IN WITNESS WHEREOF, the undersigned trustee of the above-referenced organization has hereunto set her hand this 24th day of February 2021.
/s/ Carole E. Stone |
Carole E. Stone |
NUVEEN CALIFORNIA MUNICIPAL VALUE FUND
POWER OF ATTORNEY
KNOW ALL PERSONS BY THESE PRESENTS, that the undersigned, a trustee of the above-referenced organization, hereby constitutes and appoints MARK J. CZARNIECKI, DIANA R. GONZALEZ, KEVIN J. McCARTHY, CHRISTOPHER M. ROHRBACHER, MARK L. WINGET and ERIC F. FESS, and each of them (with full power to each of them to act alone) his true and lawful attorney-in-fact and agent, for him on his behalf and in his name, place and stead, in any and all capacities, to sign, execute and file one or more Registration Statements on Form N-14 under the Securities Act of 1933, as amended, and the Investment Company Act of 1940, as amended, including any amendment or amendments thereto, with all exhibits, and any and all other documents required to be filed with any regulatory authority, federal or state, relating to the reorganization, without limitation, granting unto said attorneys, and each of them, full power and authority to do and perform each and every act and thing requisite and necessary to be done in and about the premises in order to effectuate the same as fully to all intents and purposes as he might or could do if personally present, hereby ratifying and confirming all that said attorneys-in-fact and agents, or any of them, may lawfully do or cause to be done by virtue hereof.
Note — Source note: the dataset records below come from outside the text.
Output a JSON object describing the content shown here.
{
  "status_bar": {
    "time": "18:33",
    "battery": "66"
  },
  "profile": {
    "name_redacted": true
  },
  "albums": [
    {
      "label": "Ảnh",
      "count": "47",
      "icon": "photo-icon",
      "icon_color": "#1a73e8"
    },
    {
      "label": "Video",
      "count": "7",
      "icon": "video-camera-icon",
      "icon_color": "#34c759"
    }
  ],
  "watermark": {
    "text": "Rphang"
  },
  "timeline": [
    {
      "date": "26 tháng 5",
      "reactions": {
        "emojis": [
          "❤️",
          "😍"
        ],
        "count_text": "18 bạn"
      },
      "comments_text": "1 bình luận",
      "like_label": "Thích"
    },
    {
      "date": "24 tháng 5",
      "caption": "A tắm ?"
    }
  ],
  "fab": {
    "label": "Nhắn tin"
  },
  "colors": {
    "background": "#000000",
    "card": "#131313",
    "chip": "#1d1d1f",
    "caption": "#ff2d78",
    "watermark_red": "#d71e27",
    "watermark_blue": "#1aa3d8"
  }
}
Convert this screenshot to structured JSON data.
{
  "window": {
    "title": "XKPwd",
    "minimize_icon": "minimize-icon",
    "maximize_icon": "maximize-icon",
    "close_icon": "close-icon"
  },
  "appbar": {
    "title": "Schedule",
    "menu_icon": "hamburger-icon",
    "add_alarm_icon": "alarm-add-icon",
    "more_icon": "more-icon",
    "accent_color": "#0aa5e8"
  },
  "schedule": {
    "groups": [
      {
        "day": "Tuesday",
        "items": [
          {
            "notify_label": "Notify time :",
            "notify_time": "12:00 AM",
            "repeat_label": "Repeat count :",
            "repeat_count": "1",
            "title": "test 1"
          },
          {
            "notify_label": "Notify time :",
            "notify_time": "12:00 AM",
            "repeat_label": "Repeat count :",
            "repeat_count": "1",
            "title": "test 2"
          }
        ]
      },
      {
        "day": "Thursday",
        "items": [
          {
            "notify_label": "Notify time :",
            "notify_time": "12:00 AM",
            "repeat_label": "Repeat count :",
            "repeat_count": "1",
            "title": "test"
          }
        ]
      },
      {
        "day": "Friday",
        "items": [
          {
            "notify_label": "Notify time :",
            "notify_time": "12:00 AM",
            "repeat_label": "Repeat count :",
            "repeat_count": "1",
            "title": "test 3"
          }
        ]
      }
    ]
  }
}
IN WITNESS WHEREOF, the undersigned trustee of the above-referenced organization has hereunto set his hand this 24th day of February 2021.
/s/ Terence J. Toth |
Terence J. Toth |
NUVEEN CALIFORNIA MUNICIPAL VALUE FUND
POWER OF ATTORNEY
KNOW ALL PERSONS BY THESE PRESENTS, that the undersigned, a trustee of the above-referenced organization, hereby constitutes and appoints MARK J. CZARNIECKI, DIANA R. GONZALEZ, KEVIN J. McCARTHY, CHRISTOPHER M. ROHRBACHER, MARK L. WINGET and ERIC F. FESS, and each of them (with full power to each of them to act alone) his true and lawful attorney-in-fact and agent, for him on his behalf and in his name, place and stead, in any and all capacities, to sign, execute and file one or more Registration Statements on Form N-14 under the Securities Act of 1933, as amended, and the Investment Company Act of 1940, as amended, including any amendment or amendments thereto, with all exhibits, and any and all other documents required to be filed with any regulatory authority, federal or state, relating to the reorganization, without limitation, granting unto said attorneys, and each of them, full power and authority to do and perform each and every act and thing requisite and necessary to be done in and about the premises in order to effectuate the same as fully to all intents and purposes as he might or could do if personally present, hereby ratifying and confirming all that said attorneys-in-fact and agents, or any of them, may lawfully do or cause to be done by virtue hereof.
IN WITNESS WHEREOF, the undersigned trustee of the above-referenced organization has hereunto set his hand this 24th day of February 2021.